Notre envoyé spécial sur la Croisette fait le compte rendu des dernières nouvelles du Festival de Cannes.

Leto (L'été) (en compétition): Rock en URSS

Les festivaliers ont eu l'occasion de s'enthousiasmer une première fois dans cette compétition grâce à Leto (L'été), un film de Kirill Serebrennikov (Le disciple) dans lequel on évoque le parcours de Viktor Tsoi, figure légendaire de la scène rock soviétique dans les années 80.

Accusé de «corruption», le cinéaste russe, toujours assigné à résidence, a été arrêté à Saint-Pétersbourg en août 2017, alors que le tournage de son film n'était pas encore tout à fait terminé. La deuxième équipe s'est chargée de terminer les scènes manquantes, et Serebrennikov s'est arrangé pour pouvoir ensuite monter le film chez lui. Il n'a évidemment pas pu accompagner l'équipe du film à Cannes, mais plusieurs des intervenants ne se sont pas gênés en conférence de presse pour qualifier l'attitude des autorités russes de «ridicule».

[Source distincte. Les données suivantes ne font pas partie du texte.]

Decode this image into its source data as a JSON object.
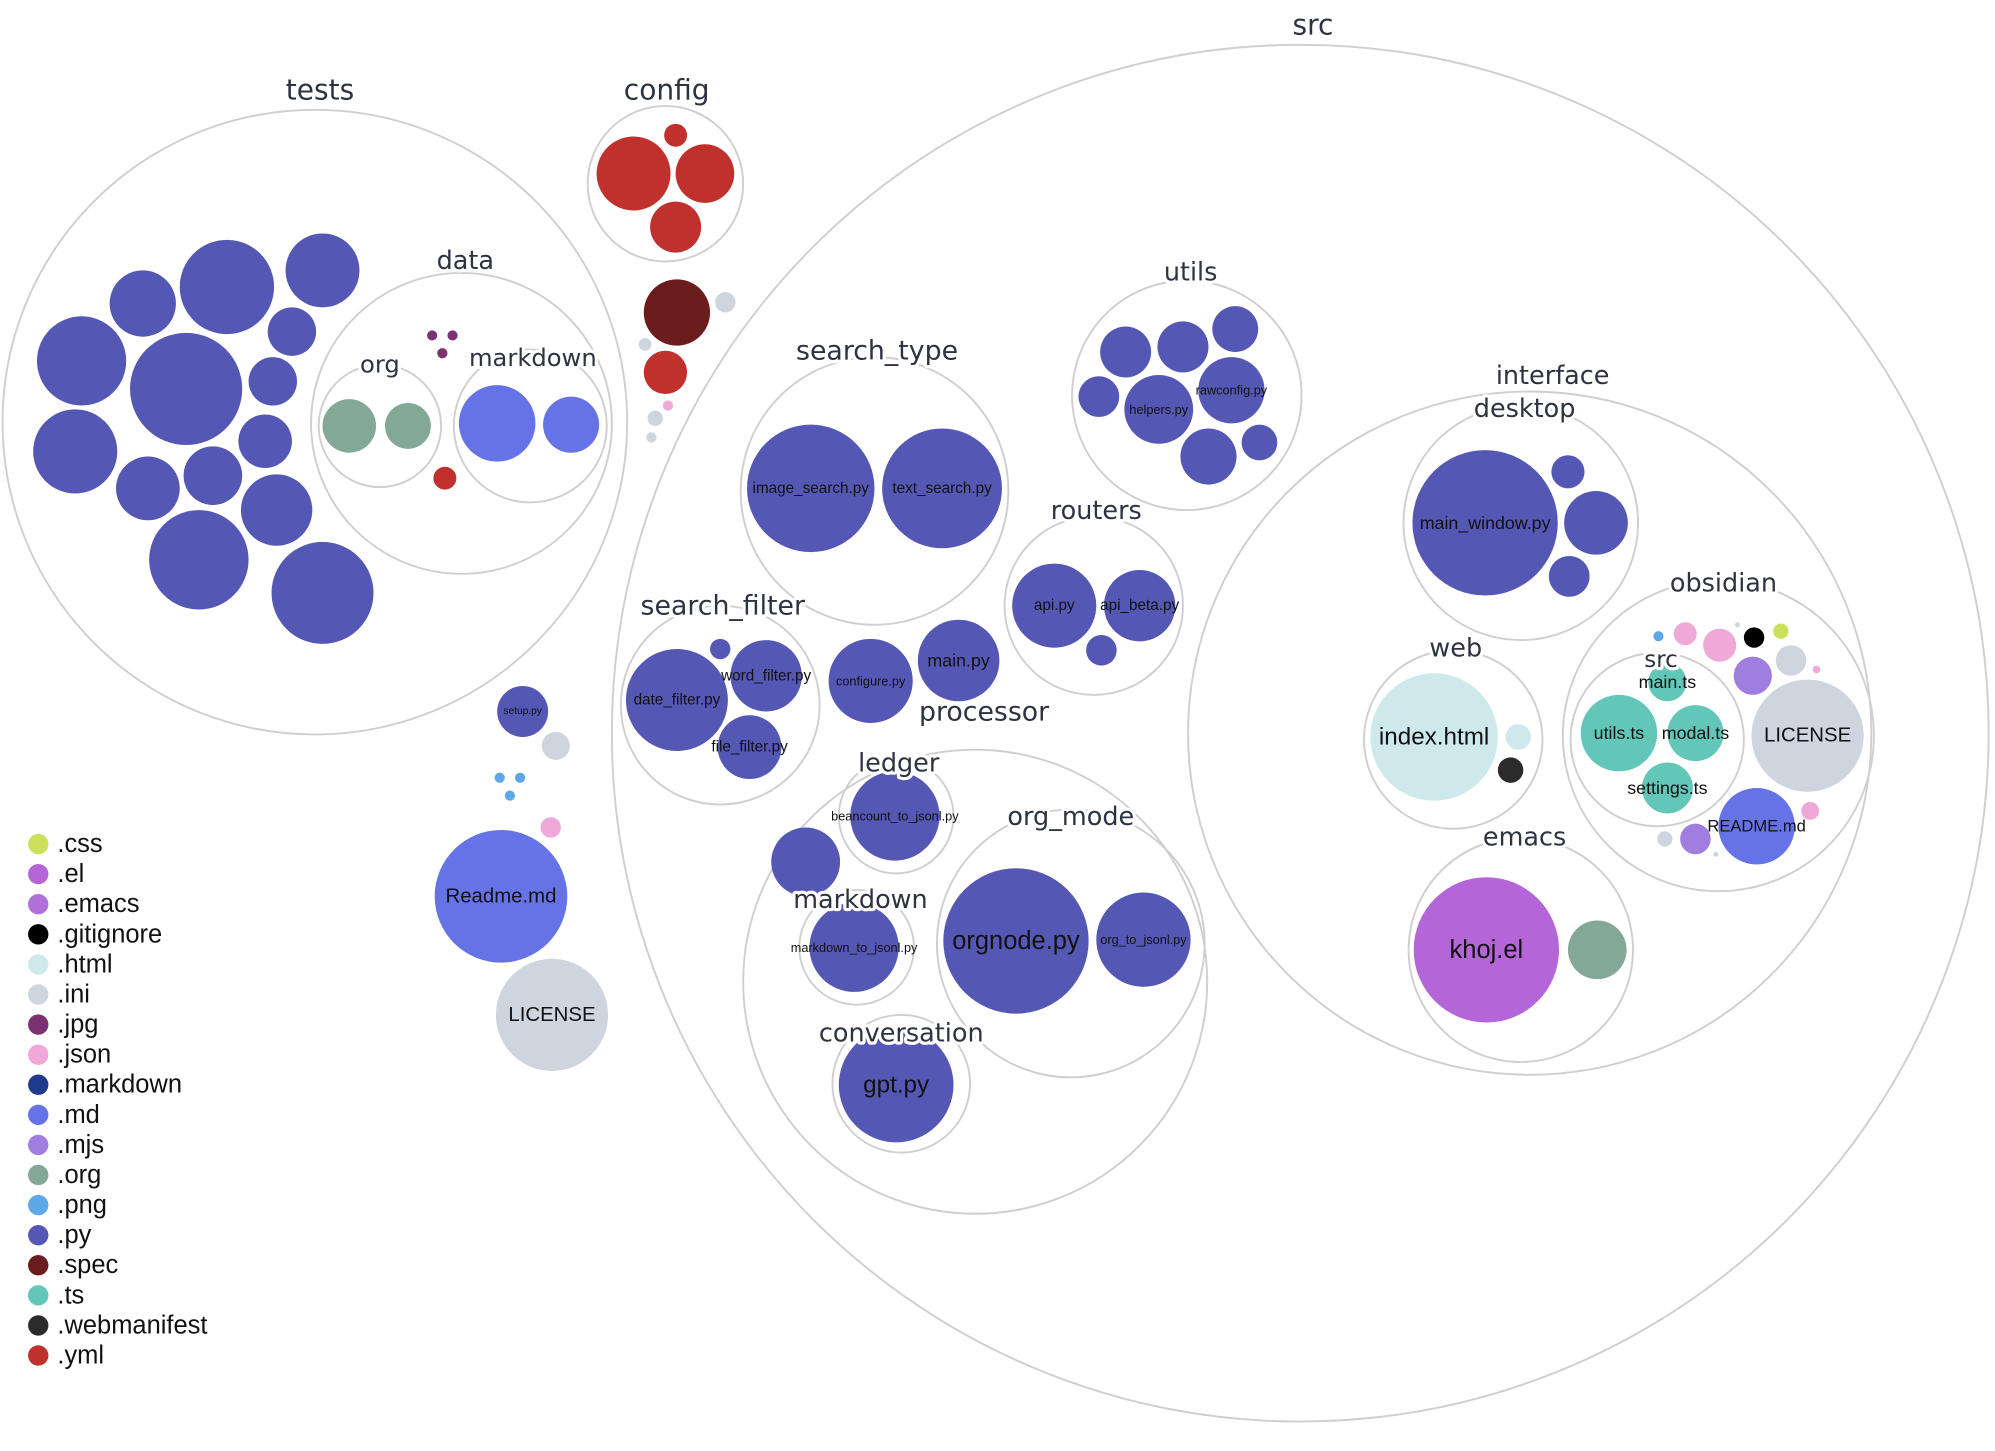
{
  "folders": {
    "tests": "tests",
    "data": "data",
    "org": "org",
    "markdown": "markdown",
    "config": "config",
    "src": "src",
    "utils": "utils",
    "search_type": "search_type",
    "routers": "routers",
    "search_filter": "search_filter",
    "processor": "processor",
    "ledger": "ledger",
    "markdown2": "markdown",
    "org_mode": "org_mode",
    "conversation": "conversation",
    "interface": "interface",
    "desktop": "desktop",
    "web": "web",
    "obsidian": "obsidian",
    "src2": "src",
    "emacs": "emacs"
  },
  "files": {
    "helpers": "helpers.py",
    "rawconfig": "rawconfig.py",
    "image_search": "image_search.py",
    "text_search": "text_search.py",
    "api": "api.py",
    "api_beta": "api_beta.py",
    "date_filter": "date_filter.py",
    "word_filter": "word_filter.py",
    "file_filter": "file_filter.py",
    "configure": "configure.py",
    "main": "main.py",
    "beancount": "beancount_to_jsonl.py",
    "markdown_to_jsonl": "markdown_to_jsonl.py",
    "orgnode": "orgnode.py",
    "org_to_jsonl": "org_to_jsonl.py",
    "gpt": "gpt.py",
    "main_window": "main_window.py",
    "index_html": "index.html",
    "main_ts": "main.ts",
    "utils_ts": "utils.ts",
    "modal_ts": "modal.ts",
    "settings_ts": "settings.ts",
    "license_obs": "LICENSE",
    "readme_obs": "README.md",
    "khoj_el": "khoj.el",
    "setup": "setup.py",
    "readme_root": "Readme.md",
    "license_root": "LICENSE"
  },
  "colors": {
    "css": "#cce05c",
    "el": "#b466d8",
    "emacs": "#b070d8",
    "gitignore": "#000000",
    "html": "#cde9ec",
    "ini": "#cfd5de",
    "jpg": "#7a3370",
    "json": "#f0a8d8",
    "markdown": "#1e3a8a",
    "md": "#6673e6",
    "mjs": "#a07ee0",
    "org": "#84a898",
    "png": "#5ea8ea",
    "py": "#5557b5",
    "spec": "#6b1d1d",
    "ts": "#62c6b8",
    "webmanifest": "#2b2b2b",
    "yml": "#c0302d"
  },
  "legend": [
    {
      "label": ".css",
      "color": "#cce05c"
    },
    {
      "label": ".el",
      "color": "#b466d8"
    },
    {
      "label": ".emacs",
      "color": "#b070d8"
    },
    {
      "label": ".gitignore",
      "color": "#000000"
    },
    {
      "label": ".html",
      "color": "#cde9ec"
    },
    {
      "label": ".ini",
      "color": "#cfd5de"
    },
    {
      "label": ".jpg",
      "color": "#7a3370"
    },
    {
      "label": ".json",
      "color": "#f0a8d8"
    },
    {
      "label": ".markdown",
      "color": "#1e3a8a"
    },
    {
      "label": ".md",
      "color": "#6673e6"
    },
    {
      "label": ".mjs",
      "color": "#a07ee0"
    },
    {
      "label": ".org",
      "color": "#84a898"
    },
    {
      "label": ".png",
      "color": "#5ea8ea"
    },
    {
      "label": ".py",
      "color": "#5557b5"
    },
    {
      "label": ".spec",
      "color": "#6b1d1d"
    },
    {
      "label": ".ts",
      "color": "#62c6b8"
    },
    {
      "label": ".webmanifest",
      "color": "#2b2b2b"
    },
    {
      "label": ".yml",
      "color": "#c0302d"
    }
  ]
}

Du coup, l'atmosphère répressive évoquée dans son film - le pouvoir soviétique n'était guère entiché des excès liés à la culture rock - prend une résonance férocement actuelle. Cela dit, même si le contexte politique pourrait se prêter à une approche militante, Serebrennikov s'attarde avant tout dans son film à la scène musicale de Leningrad, et à ceux qui l'ont faite en exprimant un désir de rébellion et de révolte.

En quête de liberté

Très connu en Russie (moins dans le reste du monde), Viktor Tsoi (incarné par l'acteur coréen Teo Yoo) est arrivé à une époque charnière de l'Union soviétique - les années 80 - et a charrié avec lui les aspirations d'une jeunesse en quête de liberté, jusque-là trop contrainte par les règles strictes imposées par le régime. La première scène de concert est éloquente. Même si la musique qu'on lui offre est entraînante, le public ne peut danser ni même trop bouger, pas plus qu'il n'a le droit de manifester son enthousiasme de façon excessive. On le surveille d'ailleurs de très près.

Mais grâce à sa poésie, qu'il a su harmoniser à des styles musicaux venus d'Amérique et de Grande-Bretagne, inspiré aussi par le mouvement punk, Viktor Tsoi a su trouver la manière de s'exprimer et de se faire entendre.

Tourné en majeure partie en noir et blanc, Leto rappelle aussi l'esthétique de cette époque. Les scènes les plus mémorables sont celles où la réalité décolle pendant que des traits de dessins animés prennent forme, rejoignant ainsi l'univers des vidéoclips. On retiendra en outre ce moment où les musiciens affrontent dans un train des citoyens indignés en chantant Psycho Killer de Talking Heads...

Cela dit, le réalisateur a choisi d'évoquer l'atmosphère de l'époque de sa jeunesse, plutôt que de la décrire. Il se dégage de l'ensemble une certaine mélancolie (amplifiée par l'utilisation du noir et blanc), mais le spectateur qui ne connaît pas l'histoire de Viktor Tsoi, mort dans un accident de voiture en 1991, aura parfois l'impression de regarder les choses plus à distance. Cela dit, Serebrennikov nous offre un formidable voyage musical. Vivement la bande originale!